There is an algorithm due to Zassenhaus which, in principle, lists all conjugacy classes of finite subgroups of compact Lie groups. I believe that the algorithm was used for $\mathrm{SO}(n)$ for at least $n=6$ if not higher. I believe it is expensive to run, which means that in practice it is only useful for low dimension.
Added
Now that I'm in my office I have my orbifold folder with me and I can list some relevant links:
- Zassenhaus's original paper (in German) Über einen Algorithmus zur Bestimmung der Raumgruppen
- There is a book by RLE Schwarzenberger N-dimensional crystallography with lots of references
- There are a couple of papers in Acta Cryst. by Neubüser, Wondratschek and Bülow titled On crystallography in higher dimensions
- There is a sequence of papers in Math. Comp. by Plesken and Pohst titled On maximal finite irreducible subgroups of GL(n,Z) which I remember were relevant.
Independent of this algorithm, there is some work on $\mathrm{SU}(n)$ from the physics community motivated by elementary particle physics and more modern considerations of the use of orbifolds in the gauge/gravity correspondence.

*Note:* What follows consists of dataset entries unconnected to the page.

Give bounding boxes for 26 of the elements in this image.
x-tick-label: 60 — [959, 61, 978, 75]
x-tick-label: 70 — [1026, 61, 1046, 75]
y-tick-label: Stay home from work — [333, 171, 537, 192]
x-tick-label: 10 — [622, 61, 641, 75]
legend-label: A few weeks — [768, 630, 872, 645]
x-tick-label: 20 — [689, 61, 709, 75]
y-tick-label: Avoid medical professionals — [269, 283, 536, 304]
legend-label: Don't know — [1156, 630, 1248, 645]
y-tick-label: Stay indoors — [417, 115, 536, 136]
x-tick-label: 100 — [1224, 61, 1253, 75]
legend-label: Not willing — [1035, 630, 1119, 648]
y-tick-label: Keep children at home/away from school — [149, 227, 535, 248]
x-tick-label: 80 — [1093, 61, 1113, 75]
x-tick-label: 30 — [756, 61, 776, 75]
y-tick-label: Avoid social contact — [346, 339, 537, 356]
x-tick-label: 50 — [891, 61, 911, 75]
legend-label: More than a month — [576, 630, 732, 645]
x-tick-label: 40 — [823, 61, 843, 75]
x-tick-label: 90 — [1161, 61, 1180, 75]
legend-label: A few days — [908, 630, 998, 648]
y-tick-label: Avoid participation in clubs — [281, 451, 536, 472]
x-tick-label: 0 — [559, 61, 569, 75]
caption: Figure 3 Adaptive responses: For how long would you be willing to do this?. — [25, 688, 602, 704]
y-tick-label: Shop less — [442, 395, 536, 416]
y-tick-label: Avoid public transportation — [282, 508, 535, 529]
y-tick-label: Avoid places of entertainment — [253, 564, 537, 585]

The case of $\mathrm{SU}(3)$ was done in the mid 1960s and is contained in the paper Finite and Disconnected Subgroups of SU(3) and their Application to the Elementary-Particle Spectrum by Fairbairn, Fulton and Klink. For the case of $\mathrm{SU}(4)$ there is a more recent paper A Monograph on the Classification of the Discrete Subgroups of SU(4) by Hanany and He, and references therein.
Further edit
The paper Non-abelian finite gauge theories by Hanany and He have the correct list of finite subgroups of SU(3), based on Yau and Yu's paper Gorenstein quotient singularities in dimension three.